二段目 児童書


 「つづく」という文字まで読んで、ぼくは、ふうとため息を出した。

 コンピュータ探偵団。学校とかで、読んでいる子を見たことはあったけれど、こんなにおもしろい本だったなんて。読んだのは一巻だけだけど、主人公のアツト君や仲間たちのことが、ものすごく好きになっていた。


 二巻も読みたいけれど……ブックタワーの箱の中には無かった。図書室に行ったらあるのかなー。でも、児童書の棚の本はまだまだ読んでいかないといけないし……。


「面白かった?」

「わぁっ!」


 ブックタワーの二段目の本を指でなぞっていたら、また急に隣から話しかけられた。
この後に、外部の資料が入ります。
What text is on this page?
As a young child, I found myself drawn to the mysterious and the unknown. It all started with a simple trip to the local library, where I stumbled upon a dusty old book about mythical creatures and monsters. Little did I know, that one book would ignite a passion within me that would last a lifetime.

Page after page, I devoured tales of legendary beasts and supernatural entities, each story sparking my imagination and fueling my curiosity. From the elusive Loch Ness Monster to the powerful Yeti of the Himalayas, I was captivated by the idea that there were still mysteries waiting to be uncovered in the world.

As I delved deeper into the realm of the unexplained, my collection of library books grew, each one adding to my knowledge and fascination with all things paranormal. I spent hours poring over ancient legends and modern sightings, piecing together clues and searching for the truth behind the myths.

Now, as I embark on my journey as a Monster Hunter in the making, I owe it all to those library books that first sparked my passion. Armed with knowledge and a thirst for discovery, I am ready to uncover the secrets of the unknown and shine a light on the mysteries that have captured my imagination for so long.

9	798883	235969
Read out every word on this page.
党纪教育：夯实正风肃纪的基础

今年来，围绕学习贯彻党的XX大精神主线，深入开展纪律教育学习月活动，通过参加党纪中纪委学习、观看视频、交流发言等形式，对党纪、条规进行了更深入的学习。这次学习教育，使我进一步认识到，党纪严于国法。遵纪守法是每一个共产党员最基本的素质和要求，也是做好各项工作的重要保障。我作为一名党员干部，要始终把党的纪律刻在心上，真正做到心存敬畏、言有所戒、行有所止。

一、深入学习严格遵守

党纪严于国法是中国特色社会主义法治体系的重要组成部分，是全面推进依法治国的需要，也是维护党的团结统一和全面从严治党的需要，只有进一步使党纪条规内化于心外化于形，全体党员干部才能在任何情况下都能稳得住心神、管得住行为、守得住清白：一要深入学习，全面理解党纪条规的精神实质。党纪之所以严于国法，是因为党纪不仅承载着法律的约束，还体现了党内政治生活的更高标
そっちを見ると、昨日と同じ、眼鏡の男の子が、ぼくを見てくすくす笑っている。


「ごめんごめん。でも、また同じリアクションとは」

「もう。おどろかせないでよ」

「いやー、今日も来てくれたのが嬉しくて、ついつい」


 ぼくが怒っても、その子はあんまり効いていないみたいだ。でも、急にじっとこっちを見つめる。


「そんなに、本を読むのが楽しかったんだな」

「ま、まあね」

「昨日で二十冊の絵本を全部読んだからな。こっちが呆気にとられるようなハイペースだ」

「そうかな?」


 ぼくは、まだゲームのために本を読んでいるのが悪い気がして、また難しいことを言っているその子に合わせた。本当は、簡単なところはさっさとやってしまうのがRTAのコツだと、昔見たゲーム動画で言っていたのを、ブックタワーでも試しただけなのに。

 ぼくが、コンピュータ探偵団の隣にあった本を抜き出して、ベンチに戻ると、その子もぼくとは別の本を持って、ぼくの隣に座った。


「あのシリーズ、二十年近く続いている児童書なんだけど、彰次あきつぐは初めてなんだ」

「うん。二十年も続いているっていうのも、初めて知った」

「最近完結したんだよな。今度、二巻以降も読んでみなよ」

「うーん、気になるけど、また今度だね。まずは、ブックタワーの本を全部読まないと」

「あー、そうだよな」


 ぼくがそういうと、その子は初めて寂しそうな顔をした。だから慌てて、「二巻も必ず読むよ」と、簡単に約束しちゃった。


「それがいいよ。続きは図書室か、図書館にもあるから」

「うん」

「本は今のところ、唯一無料で楽しめる娯楽だぜ。どんどん活用しないとな」

「え? テレビもネットも無料だよ?」

「いや、電気代とか通信料とかかるだろ」

「そっか。お母さんもよく、ネットを使いすぎると怒るからね」


 お母さんの月末の口癖「通信代がー」を思い出していると、「あ、待って」と、その子が急に上を向いた。


「よくよく考えたら、市民の税金を使っているから、厳密には無料じゃないな。まあ、まだ子供、未成年だったら、還元率は高い方だろうけど」

「そんな難しいこと言って、言い直さなくてもいいのに」

「彰次が大丈夫って言っても、俺が気にするんだ。あと、図書館には、DVDやCDとかも置いているから、本だけっていうのも間違っているな」

「えっ! DVDもあるの⁉」

「あるある。と言っても、学校で見るようなものばかりで、彰次が想像しているような、アニメのDVDはあんまりないけど」

「そっかぁ」


 ちょっとがっかりしたけれど、でも、図書館への期待は大きくなっていった。ぼくが行ったことのない、あのブックタワーよりもたくさんの本が入っている図書館。いったいどんな場所なんだろう……。

 もう一冊の本も読み終えたら、夕方になっていた。それもとても楽しかったので、あの子が、なぜかぼくの名前を知っていたことに、家に帰って夕食を食べているときまで、気付かなかった。